Me: Do you remember the moment when you knew that would be the last line, or how it came about?

Houck: Yeah, I mean, I remember that…I remember it really well, actually, um…but I don’t, that one’s…it’s weird, that one’s a little tough to talk about without, uh…

Me: Oh, without getting…

Houck: Without, without…yeah, without fucking it up, I think, to be honest…I think, uh…people have really, uh, it seems, uh…brought a lot, you know, a lot of their own…I think it closes it off to talk about it too much. But I mean, specifically that line, you know, there um…there had to be, I had, you know, there needed to be some strength, uh, and resilience, uh…and it seems, it seems, yeah, that that was the appropriate way.

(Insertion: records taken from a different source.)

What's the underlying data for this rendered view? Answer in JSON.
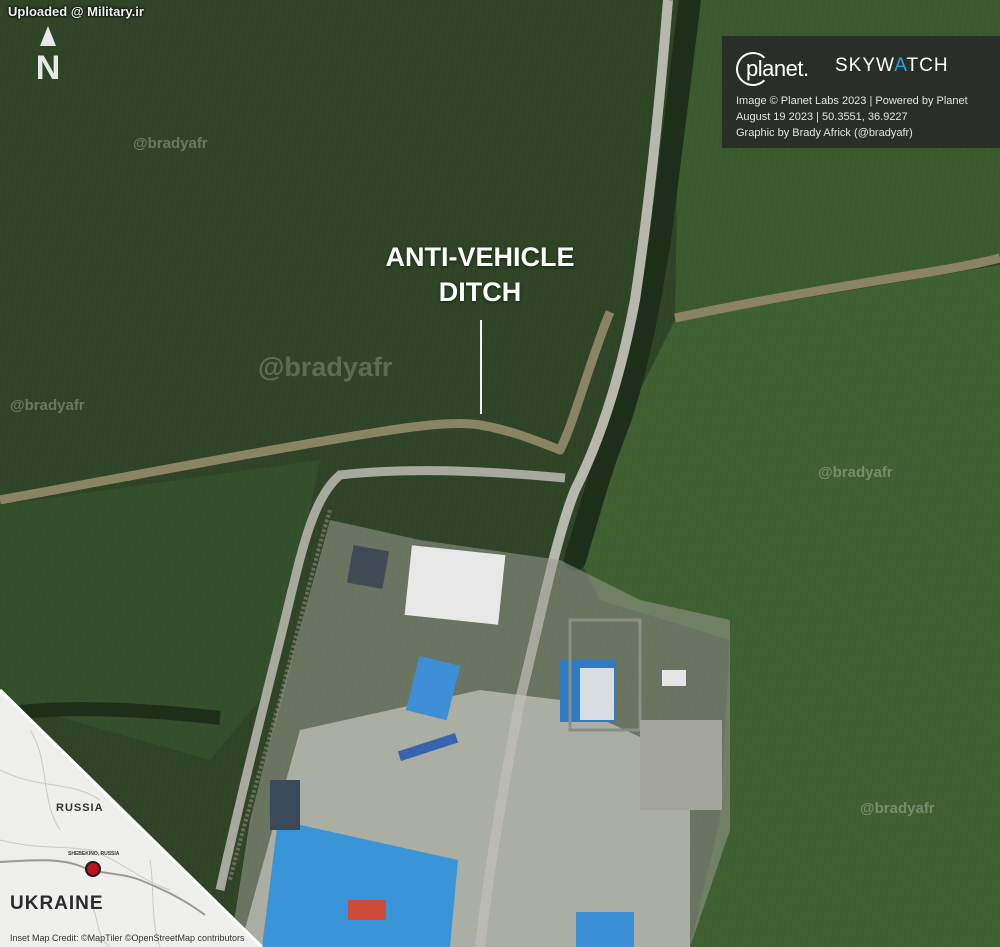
{
  "upload_tag": "Uploaded @ Military.ir",
  "north_arrow": {
    "letter": "N",
    "icon": "north-arrow-icon"
  },
  "annotation": {
    "line1": "ANTI-VEHICLE",
    "line2": "DITCH"
  },
  "watermarks": [
    "@bradyafr",
    "@bradyafr",
    "@bradyafr",
    "@bradyafr",
    "@bradyafr"
  ],
  "credit_panel": {
    "planet_logo": "planet.",
    "skywatch_logo_pre": "SKYW",
    "skywatch_logo_accent": "A",
    "skywatch_logo_post": "TCH",
    "line1": "Image © Planet Labs 2023 | Powered by Planet",
    "line2": "August 19 2023 | 50.3551, 36.9227",
    "line3": "Graphic by Brady Africk (@bradyafr)"
  },
  "inset_map": {
    "country_north": "RUSSIA",
    "country_south": "UKRAINE",
    "town": "SHEBEKINO, RUSSIA",
    "marker_color": "#c0121a",
    "credit": "Inset Map Credit: ©MapTiler ©OpenStreetMap contributors"
  },
  "colors": {
    "field_dark": "#2f4526",
    "field_light": "#3d5a2f",
    "ditch": "#8a8463",
    "road": "#b8b7ad",
    "roof_blue": "#3f8fd6",
    "roof_white": "#e8e8e8"
  }
}
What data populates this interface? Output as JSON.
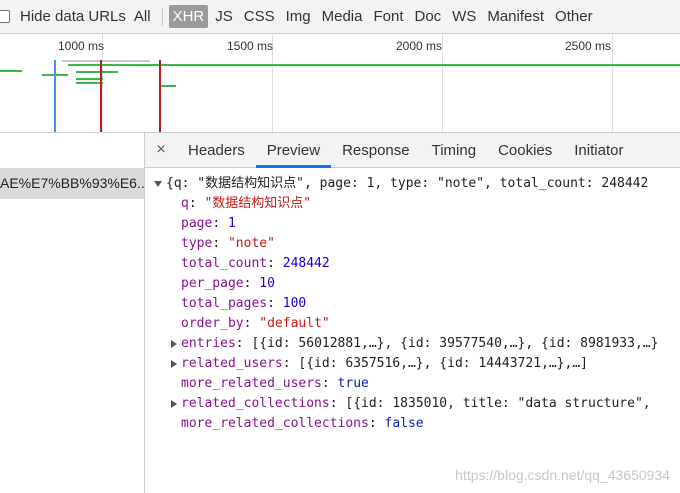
{
  "filter_bar": {
    "hide_data_urls_label": "Hide data URLs",
    "types": [
      "All",
      "XHR",
      "JS",
      "CSS",
      "Img",
      "Media",
      "Font",
      "Doc",
      "WS",
      "Manifest",
      "Other"
    ],
    "active_type": "XHR"
  },
  "timeline": {
    "ticks": [
      "1000 ms",
      "1500 ms",
      "2000 ms",
      "2500 ms"
    ],
    "colors": {
      "green": "#3bb84a",
      "blue": "#4a90d9",
      "red": "#b22222",
      "gray": "#c8c8c8"
    }
  },
  "request_list": {
    "selected_name": "AE%E7%BB%93%E6..."
  },
  "detail_tabs": {
    "close_symbol": "×",
    "tabs": [
      "Headers",
      "Preview",
      "Response",
      "Timing",
      "Cookies",
      "Initiator"
    ],
    "active_tab": "Preview"
  },
  "preview": {
    "summary": "{q: \"数据结构知识点\", page: 1, type: \"note\", total_count: 248442",
    "fields": [
      {
        "key": "q",
        "value": "\"数据结构知识点\"",
        "kind": "str"
      },
      {
        "key": "page",
        "value": "1",
        "kind": "num"
      },
      {
        "key": "type",
        "value": "\"note\"",
        "kind": "str"
      },
      {
        "key": "total_count",
        "value": "248442",
        "kind": "num"
      },
      {
        "key": "per_page",
        "value": "10",
        "kind": "num"
      },
      {
        "key": "total_pages",
        "value": "100",
        "kind": "num"
      },
      {
        "key": "order_by",
        "value": "\"default\"",
        "kind": "str"
      },
      {
        "key": "entries",
        "value": "[{id: 56012881,…}, {id: 39577540,…}, {id: 8981933,…}",
        "kind": "plain",
        "expandable": true
      },
      {
        "key": "related_users",
        "value": "[{id: 6357516,…}, {id: 14443721,…},…]",
        "kind": "plain",
        "expandable": true
      },
      {
        "key": "more_related_users",
        "value": "true",
        "kind": "bool"
      },
      {
        "key": "related_collections",
        "value": "[{id: 1835010, title: \"data structure\",",
        "kind": "plain",
        "expandable": true
      },
      {
        "key": "more_related_collections",
        "value": "false",
        "kind": "bool"
      }
    ]
  },
  "watermark": "https://blog.csdn.net/qq_43650934"
}
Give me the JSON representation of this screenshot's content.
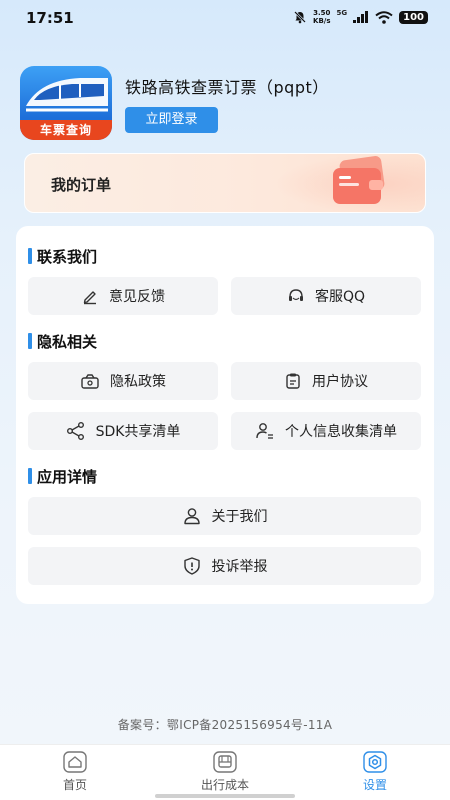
{
  "status_bar": {
    "time": "17:51",
    "net_speed_value": "3.50",
    "net_speed_unit": "KB/s",
    "signal_label": "5G",
    "battery": "100"
  },
  "header": {
    "app_title": "铁路高铁查票订票（pqpt）",
    "logo_banner": "车票查询",
    "login_button": "立即登录"
  },
  "orders": {
    "title": "我的订单"
  },
  "sections": {
    "contact": {
      "title": "联系我们",
      "feedback": "意见反馈",
      "service_qq": "客服QQ"
    },
    "privacy": {
      "title": "隐私相关",
      "privacy_policy": "隐私政策",
      "user_agreement": "用户协议",
      "sdk_list": "SDK共享清单",
      "personal_info_list": "个人信息收集清单"
    },
    "app_details": {
      "title": "应用详情",
      "about_us": "关于我们",
      "complaint": "投诉举报"
    }
  },
  "icp": "备案号：鄂ICP备2025156954号-11A",
  "bottom_nav": {
    "home": "首页",
    "travel_cost": "出行成本",
    "settings": "设置",
    "active": "settings"
  },
  "colors": {
    "accent": "#2f8fe8",
    "logo_red": "#e8461e"
  }
}
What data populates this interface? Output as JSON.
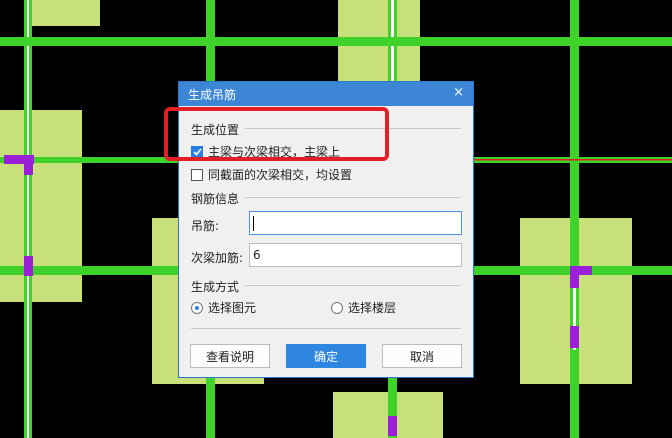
{
  "dialog": {
    "title": "生成吊筋",
    "close_glyph": "×",
    "position_group": {
      "title": "生成位置",
      "option_main": {
        "label": "主梁与次梁相交，主梁上",
        "checked": true
      },
      "option_same_section": {
        "label": "同截面的次梁相交，均设置",
        "checked": false
      }
    },
    "rebar_group": {
      "title": "钢筋信息",
      "hanger_label": "吊筋:",
      "hanger_value": "",
      "secondary_label": "次梁加筋:",
      "secondary_value": "6"
    },
    "method_group": {
      "title": "生成方式",
      "option_select_element": {
        "label": "选择图元",
        "selected": true
      },
      "option_select_floor": {
        "label": "选择楼层",
        "selected": false
      }
    },
    "buttons": {
      "help": "查看说明",
      "ok": "确定",
      "cancel": "取消"
    }
  },
  "colors": {
    "cad_background": "#000000",
    "beam_green": "#3fd22a",
    "column_fill": "#c8e07a",
    "magenta_marker": "#9a1fd6",
    "highlight_red": "#e31e24",
    "accent_blue": "#2f86e0"
  }
}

He laughed when he finished; realizing, I think, that he had said nothing at all in the most obliging way possible, but seeing no way around it. I thanked him for the answer while privately agonizing, but looking at it now, it’s perfect. Don’t get me wrong; I’m glad all artists aren’t as reluctant to discuss their inspiration. But once in a while, it’s nice to see a mystery sustained. Whatever ethereal forces were responsible for those two lines, and that song, and this album, whether they came in a Brooklyn studio or a Mexican beach, are destined to stay inside Houck’s head. I don’t necessarily agree that he would spoil his art by opening up, but I take his point: We have all we need.